Bae’s study, which will take place in school districts in the San Francisco Bay Area, is part of the larger National Science Foundation Discovery Research PreK-12 program that seeks to “significantly enhance the learning and teaching of science, technology, engineering, mathematics and computer science by preK-12 students and teachers,” through research and development of instructional innovations.
“Projects in the DRK-12 program build on fundamental research in STEM education and prior research and development efforts,” according to the National Science Foundation.
The Discovery Research PreK-12 program is led by researchers at California State University East Bay and is funded by a four-year grant from the National Science Foundation. The VCU School of Education sub-award totals $292,692.
Bae’s study is built on the understanding that communication among district teachers, teacher leaders, and administrators, along with a sense of ownership for improved instruction among teachers, can support sustainable change.
The study will test a model that fosters communication and ownership through three reciprocal communities of practice: one about district leadership including one teacher per school, coaches and university faculty; another about lesson study including teachers, coaches and faculty; and a third about instructional innovation including teachers and administrators, facilitated by coaches.
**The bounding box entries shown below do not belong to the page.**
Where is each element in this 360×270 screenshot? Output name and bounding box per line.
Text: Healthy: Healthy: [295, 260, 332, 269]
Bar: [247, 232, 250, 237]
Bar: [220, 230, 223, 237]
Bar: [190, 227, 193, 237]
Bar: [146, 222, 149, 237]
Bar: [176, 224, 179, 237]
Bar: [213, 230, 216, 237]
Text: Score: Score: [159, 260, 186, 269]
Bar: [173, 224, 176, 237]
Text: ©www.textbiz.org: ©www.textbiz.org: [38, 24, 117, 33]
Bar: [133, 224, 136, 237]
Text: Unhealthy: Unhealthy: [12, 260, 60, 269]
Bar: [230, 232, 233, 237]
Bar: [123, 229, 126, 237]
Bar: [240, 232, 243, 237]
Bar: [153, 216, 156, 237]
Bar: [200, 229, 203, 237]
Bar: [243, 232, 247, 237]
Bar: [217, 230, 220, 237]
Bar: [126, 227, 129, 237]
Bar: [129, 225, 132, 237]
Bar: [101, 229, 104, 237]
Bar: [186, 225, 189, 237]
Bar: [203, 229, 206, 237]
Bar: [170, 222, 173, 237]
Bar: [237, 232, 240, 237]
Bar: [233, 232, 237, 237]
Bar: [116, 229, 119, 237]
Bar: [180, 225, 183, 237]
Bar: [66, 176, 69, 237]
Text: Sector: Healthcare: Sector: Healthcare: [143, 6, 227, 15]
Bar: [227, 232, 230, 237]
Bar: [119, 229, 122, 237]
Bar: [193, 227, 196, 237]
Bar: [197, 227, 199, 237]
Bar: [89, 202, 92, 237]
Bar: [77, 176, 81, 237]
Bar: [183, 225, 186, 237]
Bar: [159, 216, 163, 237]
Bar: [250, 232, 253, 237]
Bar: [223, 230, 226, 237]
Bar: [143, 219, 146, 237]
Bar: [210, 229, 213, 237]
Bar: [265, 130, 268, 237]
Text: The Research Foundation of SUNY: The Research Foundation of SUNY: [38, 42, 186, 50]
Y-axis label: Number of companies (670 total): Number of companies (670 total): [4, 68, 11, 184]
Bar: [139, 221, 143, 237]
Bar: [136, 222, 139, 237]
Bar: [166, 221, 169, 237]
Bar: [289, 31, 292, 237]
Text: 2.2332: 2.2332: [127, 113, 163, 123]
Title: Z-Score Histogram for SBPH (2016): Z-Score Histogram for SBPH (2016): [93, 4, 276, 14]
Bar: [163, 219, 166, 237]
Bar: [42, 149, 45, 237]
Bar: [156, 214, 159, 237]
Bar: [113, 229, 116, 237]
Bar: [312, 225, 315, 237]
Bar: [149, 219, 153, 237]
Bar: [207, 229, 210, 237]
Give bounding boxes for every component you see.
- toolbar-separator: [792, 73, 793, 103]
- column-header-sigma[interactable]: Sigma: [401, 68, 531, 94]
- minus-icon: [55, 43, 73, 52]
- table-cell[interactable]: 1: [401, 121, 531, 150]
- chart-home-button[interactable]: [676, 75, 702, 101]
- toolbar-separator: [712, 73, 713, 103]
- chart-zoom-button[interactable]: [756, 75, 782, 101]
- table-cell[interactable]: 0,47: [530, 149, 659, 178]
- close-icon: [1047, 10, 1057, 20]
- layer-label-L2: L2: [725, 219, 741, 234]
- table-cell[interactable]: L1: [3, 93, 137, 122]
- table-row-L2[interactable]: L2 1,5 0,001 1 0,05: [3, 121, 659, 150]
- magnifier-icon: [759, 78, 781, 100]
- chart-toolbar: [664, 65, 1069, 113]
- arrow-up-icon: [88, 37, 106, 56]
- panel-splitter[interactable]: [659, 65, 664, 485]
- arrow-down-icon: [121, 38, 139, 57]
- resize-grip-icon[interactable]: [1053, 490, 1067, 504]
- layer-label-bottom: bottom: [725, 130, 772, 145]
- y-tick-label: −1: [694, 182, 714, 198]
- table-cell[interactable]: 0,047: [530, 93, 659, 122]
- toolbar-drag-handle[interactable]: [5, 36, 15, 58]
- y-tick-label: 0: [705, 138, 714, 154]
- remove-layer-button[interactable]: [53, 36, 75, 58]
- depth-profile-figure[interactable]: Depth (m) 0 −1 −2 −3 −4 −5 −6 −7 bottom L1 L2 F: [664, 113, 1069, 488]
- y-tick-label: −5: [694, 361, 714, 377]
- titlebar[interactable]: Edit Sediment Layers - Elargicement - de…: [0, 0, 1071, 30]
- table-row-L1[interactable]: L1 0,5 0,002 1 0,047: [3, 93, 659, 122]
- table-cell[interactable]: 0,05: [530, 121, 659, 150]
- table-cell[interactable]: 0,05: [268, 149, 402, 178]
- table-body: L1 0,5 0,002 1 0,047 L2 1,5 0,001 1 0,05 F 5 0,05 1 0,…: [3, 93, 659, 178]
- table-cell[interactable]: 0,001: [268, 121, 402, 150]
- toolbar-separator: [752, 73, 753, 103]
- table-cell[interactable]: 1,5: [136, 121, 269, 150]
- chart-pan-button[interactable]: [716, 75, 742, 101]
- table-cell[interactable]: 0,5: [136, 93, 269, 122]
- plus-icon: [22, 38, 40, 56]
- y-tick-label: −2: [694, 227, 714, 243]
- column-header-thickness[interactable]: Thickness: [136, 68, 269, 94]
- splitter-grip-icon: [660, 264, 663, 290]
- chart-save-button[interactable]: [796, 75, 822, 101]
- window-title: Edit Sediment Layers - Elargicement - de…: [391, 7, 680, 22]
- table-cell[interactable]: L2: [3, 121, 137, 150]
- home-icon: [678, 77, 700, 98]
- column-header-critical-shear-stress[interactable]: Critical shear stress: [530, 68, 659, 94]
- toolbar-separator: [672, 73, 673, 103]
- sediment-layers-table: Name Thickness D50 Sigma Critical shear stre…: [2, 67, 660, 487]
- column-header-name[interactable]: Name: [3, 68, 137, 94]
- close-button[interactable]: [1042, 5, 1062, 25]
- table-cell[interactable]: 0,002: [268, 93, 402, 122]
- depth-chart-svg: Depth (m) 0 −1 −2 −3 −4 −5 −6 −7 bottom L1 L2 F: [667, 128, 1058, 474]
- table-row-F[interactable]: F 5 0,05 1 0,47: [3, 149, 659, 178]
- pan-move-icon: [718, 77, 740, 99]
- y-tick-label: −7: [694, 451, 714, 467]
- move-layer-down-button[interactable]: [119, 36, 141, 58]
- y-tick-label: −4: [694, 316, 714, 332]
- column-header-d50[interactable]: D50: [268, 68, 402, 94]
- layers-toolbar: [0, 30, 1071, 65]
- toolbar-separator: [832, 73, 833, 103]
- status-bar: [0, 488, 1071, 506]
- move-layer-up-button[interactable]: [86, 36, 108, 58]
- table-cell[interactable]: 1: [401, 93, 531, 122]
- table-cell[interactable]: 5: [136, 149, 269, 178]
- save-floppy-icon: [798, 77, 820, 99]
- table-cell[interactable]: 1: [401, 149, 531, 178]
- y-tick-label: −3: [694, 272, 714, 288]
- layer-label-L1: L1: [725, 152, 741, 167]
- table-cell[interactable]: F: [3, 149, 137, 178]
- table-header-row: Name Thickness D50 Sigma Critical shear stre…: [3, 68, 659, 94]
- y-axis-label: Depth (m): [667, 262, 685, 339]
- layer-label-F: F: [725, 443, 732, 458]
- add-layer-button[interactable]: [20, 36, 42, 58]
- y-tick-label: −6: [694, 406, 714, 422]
It will involve studying 72 third- to fifth-grade teachers and 6,500 students in four urban school districts. Mixed methodologies will be used to examine shifts in science teaching over three years.
“This project fits into my larger goal of supporting science learning among our highest needs student populations in urban school districts, conducting research that applies rigorous mixed methodologies and ventures into interdisciplinary spaces, and meaningfully engaging with educators in science classrooms to build authentic partnerships for sustainable change,” Bae said.
It builds on previous research by Bae and colleagues that was conducted as part of a $12 million National Science Foundation grant from 2012-16 that examined middle school science instruction.
“The project team builds on eight years of research conducted by the Science Partnership, a collaboration between the California State University East Bay, the Alameda County Office of Education, and now Virginia Commonwealth University, which provides innovative science [professional development] in the San Francisco Bay Area and rigorous interdisciplinary research to promote improvements in science learning in high poverty, diverse contexts,” Bae said.